В таком сложном и серьезном вопросе, как избрание новых академиков, Ломоносов руководствуется не личными соображениями, вкусами или даже собственными научными взглядами, а задачами, стоящими перед Академией наук в целом. В том же письме к Миллеру он обсуждает и другую кандидатуру, также не получившую одобрения Эйлера. Речь идет о профессоре Иоганне Эберхарде из Галле, предложенном академиком Гришовым на замещение кафедры механики: «Что ж до Ебергарда надлежит, — писал Ломоносов, — то его сочинения весьма не хуже Кратценштейновых.

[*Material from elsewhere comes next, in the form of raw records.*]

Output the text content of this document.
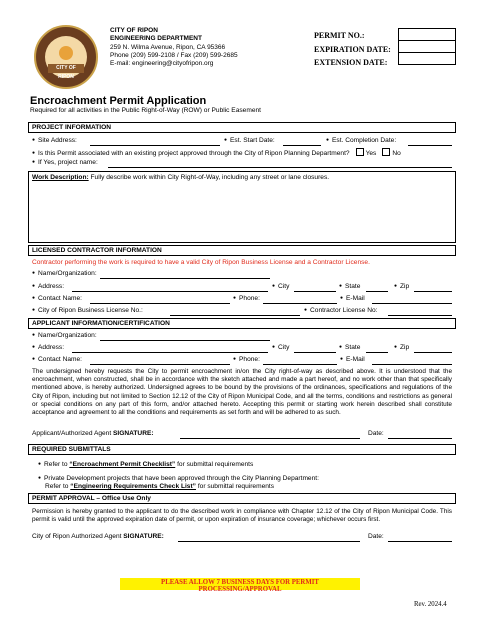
CITY OF RIPON
CITY OF RIPON
ENGINEERING DEPARTMENT
259 N. Wilma Avenue, Ripon, CA 95366
Phone (209) 599-2108 / Fax (209) 599-2685
E-mail: engineering@cityofripon.org
PERMIT NO.:
EXPIRATION DATE:
EXTENSION DATE:
Encroachment Permit Application
Required for all activities in the Public Right-of-Way (ROW) or Public Easement
PROJECT INFORMATION
● Site Address:	● Est. Start Date:	● Est. Completion Date:
● Is this Permit associated with an existing project approved through the City of Ripon Planning Department? Yes No
● If Yes, project name:
Work Description: Fully describe work within City Right-of-Way, including any street or lane closures.
LICENSED CONTRACTOR INFORMATION
Contractor performing the work is required to have a valid City of Ripon Business License and a Contractor License.
● Name/Organization:
● Address:	● City	● State	● Zip
● Contact Name:	● Phone:	● E-Mail
● City of Ripon Business License No.:	● Contractor License No:
APPLICANT INFORMATION/CERTIFICATION
● Name/Organization:
● Address:	● City	● State	● Zip
● Contact Name:	● Phone:	● E-Mail
The undersigned hereby requests the City to permit encroachment in/on the City right-of-way as described above. It is understood that the encroachment, when constructed, shall be in accordance with the sketch attached and made a part hereof, and no work other than that specifically mentioned above, is hereby authorized. Undersigned agrees to be bound by the provisions of the ordinances, specifications and regulations of the City of Ripon, including but not limited to Section 12.12 of the City of Ripon Municipal Code, and all the terms, conditions and restrictions as general or special conditions on any part of this form, and/or attached hereto. Accepting this permit or starting work herein described shall constitute acceptance and agreement to all the conditions and requirements as set forth and will be adhered to as such.
Applicant/Authorized Agent SIGNATURE:	Date:
REQUIRED SUBMITTALS
● Refer to “Encroachment Permit Checklist” for submittal requirements
● Private Development projects that have been approved through the City Planning Department:
Refer to “Engineering Requirements Check List” for submittal requirements
PERMIT APPROVAL – Office Use Only
Permission is hereby granted to the applicant to do the described work in compliance with Chapter 12.12 of the City of Ripon Municipal Code. This permit is valid until the approved expiration date of permit, or upon expiration of insurance coverage; whichever occurs first.
City of Ripon Authorized Agent SIGNATURE:	Date:
PLEASE ALLOW 7 BUSINESS DAYS FOR PERMIT PROCESSING/APPROVAL
Rev. 2024.4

Разве только тем негодны, что он Невтоновой теории в рассуждении цветов держится. Я больше, нежели господин Ейлер, в теории цветов с Невтоном не согласен, однако тем не неприятель, которые инако думают».
Ломоносов поддерживает кандидатуру Эберхарда по тем же соображениям, что и Шпангенберга, в надежде, что он будет полезен как опытный лектор и педагог. Вместе с тем он настаивает на предоставлении кафедры математики талантливому русскому ученому Семену Кирилловичу Котельникову.
Ломоносов собирал и растил вокруг себя даровитых русских людей, невзирая на самые трудные условия и препятствия, встречавшие его на каждом шагу. Он верил в свой замечательный народ и знал, что русская земля талантами не скудна.
Нигде, ни в одной стране мира, задавленные и угнетенные массы народа не тянулись так страстно и неудержимо к науке, как в России. Западноевропейское мещанство было мелочно и эгоистично. Оно было неспособно на такие подвиги самопожертвования, на которые шли многочисленные выходцы из русского народа, которые ради наук «претерпевали глад и хлад».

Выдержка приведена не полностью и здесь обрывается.